16.11 – Is our culture preventing us from growing up?
Children desire toys and cry when thwarted and angered.
Undiscriminating desire and unmanaged anger – these two defining emotions of childishness underlie many of our sociological problems. Today, most people, even if grown-up physically, remain childish emotionally; their physical growth just changes the toys they desire and the ways they cry. In the game of status that characterizes adult society, the toys range from the latest electronic gadgets to the best-looking sexual partners. And the crying takes the form of depression, even suicide, at one extreme and violence, even murder, at the other extreme.
The ability to manage our emotions – our desires and our tempers – is central to growing up. Adults can subordinate their emotionality to their rationality. But our materialistic culture deliberately prevents us from growing up. Its billboards and commercials relentlessly bombard us with desires for things that are not necessities, but luxuries. These things are essentially toys that incite us to play the status game with an irrational feverishness. Ads are expressly designed to trigger our emotionality by initially sidestepping and eventually sabotaging our rationality. Thus, the culture keeps us childish emotionally and thereby exploits us economically.

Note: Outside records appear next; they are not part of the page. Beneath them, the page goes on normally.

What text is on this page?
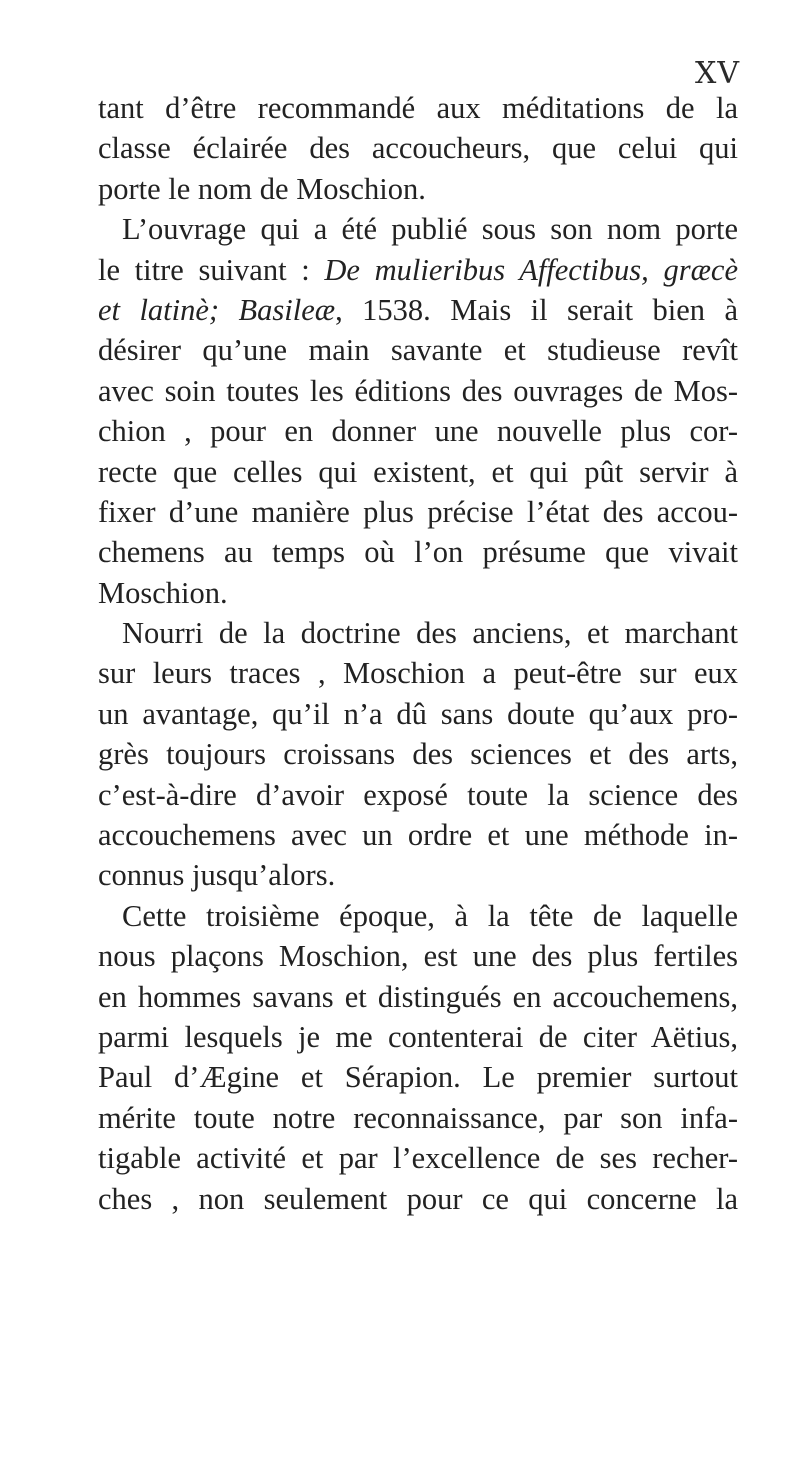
XV
tant d’être recommandé aux méditations de la
classe éclairée des accoucheurs, que celui qui
porte le nom de Moschion.
L’ouvrage qui a été publié sous son nom porte
le titre suivant : De mulieribus Affectibus, græcè
et latinè; Basileæ, 1538. Mais il serait bien à
désirer qu’une main savante et studieuse revît
avec soin toutes les éditions des ouvrages de Mos-
chion , pour en donner une nouvelle plus cor-
recte que celles qui existent, et qui pût servir à
fixer d’une manière plus précise l’état des accou-
chemens au temps où l’on présume que vivait
Moschion.
Nourri de la doctrine des anciens, et marchant
sur leurs traces , Moschion a peut-être sur eux
un avantage, qu’il n’a dû sans doute qu’aux pro-
grès toujours croissans des sciences et des arts,
c’est-à-dire d’avoir exposé toute la science des
accouchemens avec un ordre et une méthode in-
connus jusqu’alors.
Cette troisième époque, à la tête de laquelle
nous plaçons Moschion, est une des plus fertiles
en hommes savans et distingués en accouchemens,
parmi lesquels je me contenterai de citer Aëtius,
Paul d’Ægine et Sérapion. Le premier surtout
mérite toute notre reconnaissance, par son infa-
tigable activité et par l’excellence de ses recher-
ches , non seulement pour ce qui concerne la
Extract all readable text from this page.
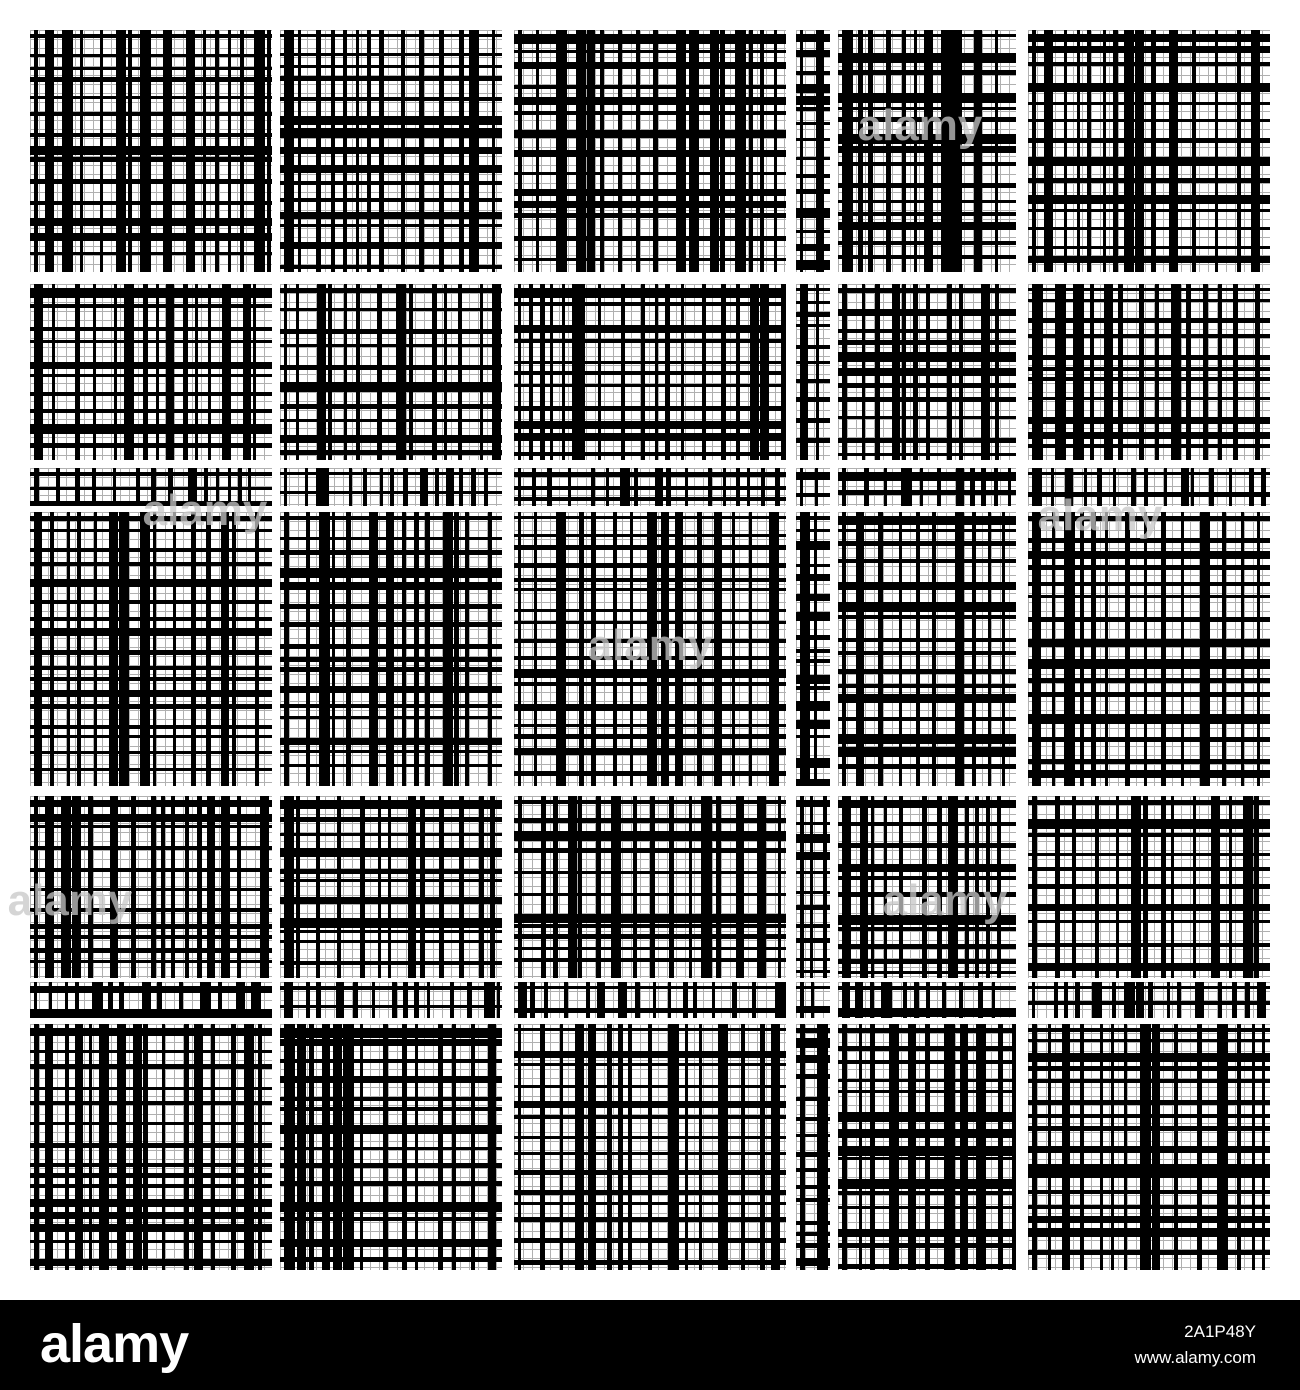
alamy
alamy
alamy
alamy
alamy
alamy
alamy	2A1P48Y
www.alamy.com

If we wish to grow up emotionally, we need to boost our rationality with spirituality. As long as we imagine material pleasures to be the purpose of life, the Bhagavad-gita (16.11) indicates that innumerable material desires will continue to bind us. But when we rationally understand that we are spiritual beings and personally relish devotional fulfillment, then we realize that status symbols are not sources of happiness, as we had been made to believe earlier; they are distractors from real spiritual happiness. This realization empowers us to break free from the captivity of childish emotions and grow up to receive the lasting inner fulfillment that is our rightful spiritual legacy.